Dziennikarze pytali szefa resortu sprawiedliwości, na jakim etapie jest proces ekstradycyjny Sebastiana M – kierowcy bmw. – Przez telełącza nasze Ministerstwo Sprawiedliwości prowadziło rozmowy z Ministerstwem Sprawiedliwości Zjednoczonych Emiratów Arabskich. W moim imieniu te rozmowy prowadził minister Michał Woś, i mogę państwa zapewnić, że mamy informacje ze strony tamtejszego ministerstwa, że pieczołowicie i z całą powagą będą ten wniosek procedować tak, żeby możliwie szybko został on przepracowany. Oczywiście wszystko prowadzone jest w ramach prawa, które obowiązuje w ZEA, jak i w każdym państwie, również w Polsce i wszystkich krajach Unii Europejskiej. Jest procedura sądowa, która daje możliwość odwołania do drugiej instancji, więc to wszystko musi zostać wykonane – mówił Zbigniew Ziobro. – Nie jesteśmy w stanie powiedzieć ile to może potrwać, ponieważ jest to pierwsza taka procedura którą wykonujemy po podpisaniu umowy o ekstradycji ze Zjednoczonymi Emiratami Arabskimi – dodał szef resortu sprawiedliwości.

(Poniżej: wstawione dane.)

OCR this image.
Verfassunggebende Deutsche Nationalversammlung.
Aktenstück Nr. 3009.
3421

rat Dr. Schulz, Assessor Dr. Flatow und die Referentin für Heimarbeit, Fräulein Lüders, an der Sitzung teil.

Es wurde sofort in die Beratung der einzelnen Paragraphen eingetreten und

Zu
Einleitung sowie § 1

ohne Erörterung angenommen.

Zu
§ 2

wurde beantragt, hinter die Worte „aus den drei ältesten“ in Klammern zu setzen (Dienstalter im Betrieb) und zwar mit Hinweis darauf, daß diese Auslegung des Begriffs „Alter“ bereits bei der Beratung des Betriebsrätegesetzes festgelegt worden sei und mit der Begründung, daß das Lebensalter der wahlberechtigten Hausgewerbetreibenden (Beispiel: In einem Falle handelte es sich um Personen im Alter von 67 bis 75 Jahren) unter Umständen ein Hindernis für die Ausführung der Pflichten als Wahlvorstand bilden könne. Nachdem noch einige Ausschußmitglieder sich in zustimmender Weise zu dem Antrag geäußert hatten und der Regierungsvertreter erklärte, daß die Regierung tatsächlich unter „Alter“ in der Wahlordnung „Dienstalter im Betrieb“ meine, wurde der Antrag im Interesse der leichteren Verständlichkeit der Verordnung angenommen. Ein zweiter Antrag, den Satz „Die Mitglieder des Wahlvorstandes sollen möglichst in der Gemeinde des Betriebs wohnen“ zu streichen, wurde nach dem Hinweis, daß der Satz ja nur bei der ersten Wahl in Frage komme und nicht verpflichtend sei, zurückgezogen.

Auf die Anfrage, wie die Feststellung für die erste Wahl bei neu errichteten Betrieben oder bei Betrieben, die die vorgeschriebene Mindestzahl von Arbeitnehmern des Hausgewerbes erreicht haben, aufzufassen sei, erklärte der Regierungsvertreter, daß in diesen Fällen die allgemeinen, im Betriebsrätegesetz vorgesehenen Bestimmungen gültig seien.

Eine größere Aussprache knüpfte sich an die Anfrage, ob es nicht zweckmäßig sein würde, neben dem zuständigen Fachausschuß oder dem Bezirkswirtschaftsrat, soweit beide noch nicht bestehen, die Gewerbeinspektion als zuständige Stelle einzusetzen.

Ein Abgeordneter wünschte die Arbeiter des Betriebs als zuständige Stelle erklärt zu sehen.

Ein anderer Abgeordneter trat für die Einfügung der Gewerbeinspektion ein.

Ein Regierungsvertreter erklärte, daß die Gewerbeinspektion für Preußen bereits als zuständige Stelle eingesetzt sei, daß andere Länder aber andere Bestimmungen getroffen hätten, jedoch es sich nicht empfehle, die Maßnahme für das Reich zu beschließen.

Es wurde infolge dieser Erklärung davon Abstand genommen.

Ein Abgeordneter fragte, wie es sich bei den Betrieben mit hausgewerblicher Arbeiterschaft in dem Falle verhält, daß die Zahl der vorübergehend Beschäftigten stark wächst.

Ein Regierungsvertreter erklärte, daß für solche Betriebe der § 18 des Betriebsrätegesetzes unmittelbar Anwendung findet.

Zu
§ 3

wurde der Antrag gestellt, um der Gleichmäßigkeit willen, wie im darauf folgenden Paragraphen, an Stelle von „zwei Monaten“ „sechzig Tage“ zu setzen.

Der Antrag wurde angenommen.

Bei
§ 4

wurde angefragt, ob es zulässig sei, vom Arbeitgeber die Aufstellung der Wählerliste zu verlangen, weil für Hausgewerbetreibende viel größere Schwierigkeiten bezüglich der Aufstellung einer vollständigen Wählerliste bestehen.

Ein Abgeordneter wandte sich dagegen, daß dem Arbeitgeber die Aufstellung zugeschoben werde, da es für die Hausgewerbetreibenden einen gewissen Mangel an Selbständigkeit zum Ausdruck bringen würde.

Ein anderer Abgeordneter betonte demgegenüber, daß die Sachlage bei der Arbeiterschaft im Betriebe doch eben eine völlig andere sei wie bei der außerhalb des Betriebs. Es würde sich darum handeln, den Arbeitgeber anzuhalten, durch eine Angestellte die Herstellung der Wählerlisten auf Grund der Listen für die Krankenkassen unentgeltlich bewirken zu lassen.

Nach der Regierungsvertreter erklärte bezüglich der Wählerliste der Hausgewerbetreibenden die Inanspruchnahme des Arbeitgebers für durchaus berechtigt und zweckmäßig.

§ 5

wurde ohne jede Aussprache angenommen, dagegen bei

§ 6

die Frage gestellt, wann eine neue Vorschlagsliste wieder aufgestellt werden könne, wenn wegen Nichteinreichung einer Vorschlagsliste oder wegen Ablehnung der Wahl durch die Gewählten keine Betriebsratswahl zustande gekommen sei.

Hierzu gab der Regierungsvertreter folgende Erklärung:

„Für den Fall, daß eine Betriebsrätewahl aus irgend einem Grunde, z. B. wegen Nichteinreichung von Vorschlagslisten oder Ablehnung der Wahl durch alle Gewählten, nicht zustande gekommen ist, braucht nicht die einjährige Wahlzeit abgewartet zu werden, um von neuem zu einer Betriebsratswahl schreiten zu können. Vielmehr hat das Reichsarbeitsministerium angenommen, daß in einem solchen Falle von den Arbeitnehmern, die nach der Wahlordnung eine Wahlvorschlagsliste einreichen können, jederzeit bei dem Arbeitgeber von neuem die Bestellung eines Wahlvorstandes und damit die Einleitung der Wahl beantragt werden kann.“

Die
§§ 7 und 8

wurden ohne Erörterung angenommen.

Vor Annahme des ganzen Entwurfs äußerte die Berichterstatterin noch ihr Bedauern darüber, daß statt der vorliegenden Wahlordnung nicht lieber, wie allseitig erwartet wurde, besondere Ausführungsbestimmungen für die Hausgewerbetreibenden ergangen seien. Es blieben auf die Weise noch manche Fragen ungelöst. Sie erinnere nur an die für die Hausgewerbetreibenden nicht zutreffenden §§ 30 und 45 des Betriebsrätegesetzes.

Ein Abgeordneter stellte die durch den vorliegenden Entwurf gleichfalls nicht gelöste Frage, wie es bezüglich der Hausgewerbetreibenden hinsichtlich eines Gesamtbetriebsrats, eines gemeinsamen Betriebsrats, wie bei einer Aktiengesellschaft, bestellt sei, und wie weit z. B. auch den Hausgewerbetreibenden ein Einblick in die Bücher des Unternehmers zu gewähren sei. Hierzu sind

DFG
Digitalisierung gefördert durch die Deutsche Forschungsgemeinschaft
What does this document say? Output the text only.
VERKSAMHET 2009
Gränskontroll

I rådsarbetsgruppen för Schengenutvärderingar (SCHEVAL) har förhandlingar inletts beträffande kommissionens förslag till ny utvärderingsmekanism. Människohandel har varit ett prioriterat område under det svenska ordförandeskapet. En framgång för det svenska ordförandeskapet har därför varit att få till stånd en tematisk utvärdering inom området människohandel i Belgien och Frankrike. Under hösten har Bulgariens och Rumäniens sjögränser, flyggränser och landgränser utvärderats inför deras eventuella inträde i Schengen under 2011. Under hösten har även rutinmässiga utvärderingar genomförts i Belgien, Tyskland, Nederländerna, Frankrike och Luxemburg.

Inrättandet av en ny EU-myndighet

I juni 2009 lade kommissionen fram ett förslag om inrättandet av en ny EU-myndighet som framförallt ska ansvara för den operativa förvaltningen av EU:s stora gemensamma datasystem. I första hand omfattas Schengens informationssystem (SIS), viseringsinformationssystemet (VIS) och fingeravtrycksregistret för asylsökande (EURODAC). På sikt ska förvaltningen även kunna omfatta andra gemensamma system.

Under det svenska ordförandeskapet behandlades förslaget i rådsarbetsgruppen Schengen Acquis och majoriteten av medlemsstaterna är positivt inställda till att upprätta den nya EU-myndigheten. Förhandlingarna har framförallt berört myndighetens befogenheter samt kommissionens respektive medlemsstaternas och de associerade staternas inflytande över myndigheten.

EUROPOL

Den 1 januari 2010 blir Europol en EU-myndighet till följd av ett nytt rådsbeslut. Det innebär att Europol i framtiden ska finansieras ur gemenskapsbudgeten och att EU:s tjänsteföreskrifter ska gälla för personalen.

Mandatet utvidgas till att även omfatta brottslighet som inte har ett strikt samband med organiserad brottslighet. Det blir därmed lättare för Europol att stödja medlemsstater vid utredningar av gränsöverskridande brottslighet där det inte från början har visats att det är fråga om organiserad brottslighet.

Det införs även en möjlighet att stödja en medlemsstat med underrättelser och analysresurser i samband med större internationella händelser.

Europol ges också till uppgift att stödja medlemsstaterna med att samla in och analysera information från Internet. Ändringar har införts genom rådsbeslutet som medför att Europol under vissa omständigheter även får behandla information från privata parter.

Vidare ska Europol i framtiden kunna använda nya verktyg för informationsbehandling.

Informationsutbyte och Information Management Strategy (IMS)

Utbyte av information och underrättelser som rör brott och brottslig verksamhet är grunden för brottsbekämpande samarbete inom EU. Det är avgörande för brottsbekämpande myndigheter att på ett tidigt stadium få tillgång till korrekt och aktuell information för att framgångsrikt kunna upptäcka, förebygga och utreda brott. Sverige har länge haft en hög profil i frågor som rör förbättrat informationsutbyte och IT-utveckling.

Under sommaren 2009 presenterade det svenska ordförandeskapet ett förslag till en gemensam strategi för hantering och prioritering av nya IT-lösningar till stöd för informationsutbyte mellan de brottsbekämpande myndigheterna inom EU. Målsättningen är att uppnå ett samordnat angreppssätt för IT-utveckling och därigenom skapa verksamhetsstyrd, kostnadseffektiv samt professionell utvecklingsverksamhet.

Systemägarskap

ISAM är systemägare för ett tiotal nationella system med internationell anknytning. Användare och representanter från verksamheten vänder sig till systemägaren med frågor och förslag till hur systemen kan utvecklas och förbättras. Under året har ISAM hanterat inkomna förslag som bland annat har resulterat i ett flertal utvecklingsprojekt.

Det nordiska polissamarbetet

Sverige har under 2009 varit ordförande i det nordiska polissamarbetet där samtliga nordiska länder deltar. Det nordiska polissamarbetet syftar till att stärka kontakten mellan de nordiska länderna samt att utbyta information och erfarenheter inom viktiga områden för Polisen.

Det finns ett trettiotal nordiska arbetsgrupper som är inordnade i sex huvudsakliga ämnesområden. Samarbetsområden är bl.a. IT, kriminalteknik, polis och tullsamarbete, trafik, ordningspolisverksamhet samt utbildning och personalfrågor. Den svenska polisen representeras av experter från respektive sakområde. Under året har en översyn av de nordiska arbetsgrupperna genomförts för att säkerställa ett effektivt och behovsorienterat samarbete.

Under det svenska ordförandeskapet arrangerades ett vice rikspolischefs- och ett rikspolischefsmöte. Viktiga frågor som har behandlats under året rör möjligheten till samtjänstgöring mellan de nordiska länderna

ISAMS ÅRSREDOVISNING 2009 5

Prokuratura cały czas pracuje nad zmianą klwalifikacji czynu. Aktualnie to spowodowanie wypadku ze skutkiem śmiertelnym. – Zleciłem już wcześniej uzupełnienie tej kwalifikacji o przepisy które wskazują na sprowadzenie bezpośredniego niebezpieczeństwa katastrofy w ruchu lądowym. Chodzi o kumulatywny zbieg przepisów kodeksu karnego w tej sprawie, ale tak jak miałem okazję już to mówić, że zadaniowałem prokuratorów, aby rozważyli wszystkie okoliczności pod kątem ewentualnej zmiany kwalifikacji prawnej na zabójstwo z zamiarem ewentualnym, czyli taki stan rzeczy, w której będzie można wykazać sprawcy stan świadomości, w którym on co najmniej godził się na to, że może spowodować śmierć innej osoby. Uzależniałem to wskazując prokuratorom konieczność takiej analizy od opinii biegłego, która jest kluczowym dowodem w tego rodzaju postępowaniu i jesteśmy bliżej podjęcia ewentualnej decyzji co do zmiany tej kwalifikacji prawnej czynu. Jeszcze tej kropki nad „i” w tej sprawie nie mogę postawić, są badane dodatkowe okoliczności – dodał Z.Ziobro.
Według opinii biegłego, żadnej winy w tym wypadku nie można przypisać kierowcy samochodu kia. Ponadto prokuratura przyjrzy się, czy postępowanie zanim objął je nadzorem Zbigniew Ziobro, przebiegało zgodnie z procedurami.